AQR reports beneficial ownership of 4,592,270 AXIS Capital common shares, representing 5.96% of the outstanding class. This crosses the 5% disclosure threshold, requiring a Schedule 13G filing as an institutional, generally passive investor.
Which AQR entities are reporting ownership of AXIS Capital (AXS) shares?
The filing lists AQR Capital Management, LLC and AQR Capital Management Holdings, LLC as reporting persons. AQR Capital Management, LLC is described as a wholly owned subsidiary of AQR Capital Management Holdings, LLC, and both entities report identical ownership figures.
How many AXIS Capital (AXS) shares does AQR have voting and dispositive power over?
The AQR entities report shared voting power and shared dispositive power over 4,592,270 common shares of AXIS Capital. They report no sole voting power and no sole dispositive power over any AXIS Capital shares in this Schedule 13G.
Is AQR’s AXIS Capital (AXS) position intended to influence control of the company?

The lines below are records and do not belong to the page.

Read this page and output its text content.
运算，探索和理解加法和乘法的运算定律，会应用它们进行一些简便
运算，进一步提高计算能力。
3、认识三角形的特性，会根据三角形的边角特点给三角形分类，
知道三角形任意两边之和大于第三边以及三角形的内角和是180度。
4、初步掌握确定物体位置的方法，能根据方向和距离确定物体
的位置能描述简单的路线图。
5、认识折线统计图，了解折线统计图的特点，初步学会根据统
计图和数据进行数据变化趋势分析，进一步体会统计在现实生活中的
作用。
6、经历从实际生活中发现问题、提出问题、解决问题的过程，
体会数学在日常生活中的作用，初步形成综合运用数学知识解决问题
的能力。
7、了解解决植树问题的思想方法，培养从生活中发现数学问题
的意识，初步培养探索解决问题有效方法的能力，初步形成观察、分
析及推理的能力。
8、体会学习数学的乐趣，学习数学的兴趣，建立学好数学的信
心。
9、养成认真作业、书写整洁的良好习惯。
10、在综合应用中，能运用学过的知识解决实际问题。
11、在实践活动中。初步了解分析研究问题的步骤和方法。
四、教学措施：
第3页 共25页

The certification states the securities were acquired and are held in the ordinary course of business and not for the purpose of changing or influencing control of AXIS Capital, consistent with a passive Schedule 13G filing status.
What type of securities in AXIS Capital (AXS) are covered by AQR’s Schedule 13G?
The filing covers common shares of AXIS Capital Holdings Ltd. with a par value of $0.0125 per share. The CUSIP number identified for these securities is G0692U109, specifying the exact class of equity referenced.
Where are AXIS Capital (AXS) and AQR’s reporting entities based, according to the filing?
AXIS Capital’s principal executive offices are listed at 29 Richmond Road, 3rd Floor, Pembroke, Bermuda. AQR’s reporting entities list their principal business office as One Greenwich Plaza, Suite 130, Greenwich, Connecticut 06830, and are identified as United States entities.